Он протянул оскорбленному руку. Тот не взял ее и, пробормотав: "Ладно же!" — отошел поспешными шагами.

Весело посвистывая, Ластов побрел следом. Не доходя до отеля, увидел он сквозь окружающую темь особу в кринолине, следовательно, женского пола, прислонившуюся спиной к ограде. Он хотел пройти мимо.

— Неrr Lastow, — послышался тоненький голосок таинственной особы.

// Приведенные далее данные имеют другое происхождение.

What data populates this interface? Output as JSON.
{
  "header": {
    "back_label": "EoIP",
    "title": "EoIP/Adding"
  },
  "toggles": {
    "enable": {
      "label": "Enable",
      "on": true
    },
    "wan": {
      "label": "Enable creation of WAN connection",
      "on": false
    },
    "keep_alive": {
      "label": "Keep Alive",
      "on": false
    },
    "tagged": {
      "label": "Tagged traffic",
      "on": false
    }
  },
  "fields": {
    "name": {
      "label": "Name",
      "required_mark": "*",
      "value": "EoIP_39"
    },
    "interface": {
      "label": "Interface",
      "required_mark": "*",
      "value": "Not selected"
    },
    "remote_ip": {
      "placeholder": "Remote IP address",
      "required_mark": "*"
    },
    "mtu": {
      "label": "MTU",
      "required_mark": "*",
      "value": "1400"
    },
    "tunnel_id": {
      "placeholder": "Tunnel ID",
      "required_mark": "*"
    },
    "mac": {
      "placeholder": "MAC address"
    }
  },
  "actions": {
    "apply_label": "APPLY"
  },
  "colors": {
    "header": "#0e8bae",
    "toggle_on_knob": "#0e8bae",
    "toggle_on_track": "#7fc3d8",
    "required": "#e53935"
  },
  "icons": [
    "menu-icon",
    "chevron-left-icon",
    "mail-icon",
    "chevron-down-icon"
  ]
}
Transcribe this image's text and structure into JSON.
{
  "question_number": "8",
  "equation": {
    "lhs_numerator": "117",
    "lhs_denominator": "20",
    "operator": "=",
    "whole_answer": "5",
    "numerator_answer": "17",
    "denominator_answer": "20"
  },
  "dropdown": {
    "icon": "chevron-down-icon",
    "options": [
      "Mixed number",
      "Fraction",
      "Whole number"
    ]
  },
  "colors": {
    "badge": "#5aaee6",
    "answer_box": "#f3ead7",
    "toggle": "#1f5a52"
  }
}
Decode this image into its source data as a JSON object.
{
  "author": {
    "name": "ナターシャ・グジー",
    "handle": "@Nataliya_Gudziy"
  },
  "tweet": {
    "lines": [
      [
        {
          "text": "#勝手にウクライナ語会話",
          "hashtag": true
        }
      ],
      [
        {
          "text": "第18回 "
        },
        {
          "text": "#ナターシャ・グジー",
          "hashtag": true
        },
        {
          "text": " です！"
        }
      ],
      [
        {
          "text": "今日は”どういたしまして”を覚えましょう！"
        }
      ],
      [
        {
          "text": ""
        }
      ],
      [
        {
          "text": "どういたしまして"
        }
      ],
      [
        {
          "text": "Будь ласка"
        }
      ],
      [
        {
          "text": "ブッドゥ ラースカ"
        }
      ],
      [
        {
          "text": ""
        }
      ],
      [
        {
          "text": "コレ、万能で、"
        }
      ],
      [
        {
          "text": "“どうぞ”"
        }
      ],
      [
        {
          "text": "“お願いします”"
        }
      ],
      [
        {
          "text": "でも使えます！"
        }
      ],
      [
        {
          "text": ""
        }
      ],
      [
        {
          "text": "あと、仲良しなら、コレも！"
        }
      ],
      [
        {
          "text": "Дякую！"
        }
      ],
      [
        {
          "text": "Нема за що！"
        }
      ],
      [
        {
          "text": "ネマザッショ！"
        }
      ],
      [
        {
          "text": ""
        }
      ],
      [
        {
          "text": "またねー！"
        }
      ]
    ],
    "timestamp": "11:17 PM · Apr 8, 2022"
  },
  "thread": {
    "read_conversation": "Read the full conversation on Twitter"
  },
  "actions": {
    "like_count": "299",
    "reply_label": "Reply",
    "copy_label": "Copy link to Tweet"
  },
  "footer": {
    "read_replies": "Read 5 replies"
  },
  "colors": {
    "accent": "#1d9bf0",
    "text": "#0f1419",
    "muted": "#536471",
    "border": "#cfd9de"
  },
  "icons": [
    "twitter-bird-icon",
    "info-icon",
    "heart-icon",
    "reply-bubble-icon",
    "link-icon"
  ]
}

Молодой человек остановился.

— Никак вы, Мари?

— Я-с…

Говорящая подошла к нему на полшага, и при помощи слабого света, падавшего из ближних окон, он различил черты молодой горничной.

— Простите меня, господин Ластов, — начала она, — но я, право, не так виновата, как вы, может, думаете…

— Виноваты? В чем это? Я вас не понимаю.

— Да вот я насчет тараканов…

— Ба! Так это вы имели любезность препроводить их мне в карман?

— Простите, ради Бога! Я ведь не от себя, а по неотступной просьбе младшей Липецкой…

— Великодушно прощаю! — отвечал, смеясь, Ластов и сделал вид, будто хочет обнять ее.

К удивлению его, девушка не тронулась с места, а только прошептала:

— Ах! Увидят…

— Темно, никто не увидит, — успокоил он ее и уже смело обнял и поцеловал ее.

Пылая и трепеща, как осиновый лист, она с любовью прижалась к нему.

— Милая моя, ненаглядная! — шептал он, целуя ее и в лоб, и в глаза, и в губы.

Робко отвечала она его ласкам.

— Так вы меня немножко любите?

— Много, вот сколько! — отвечал он, распростирая в обе стороны руки.

— Но я простая, вы — барин… Вы не можете любить меня искренне, как следует… За что же вам и любить меня?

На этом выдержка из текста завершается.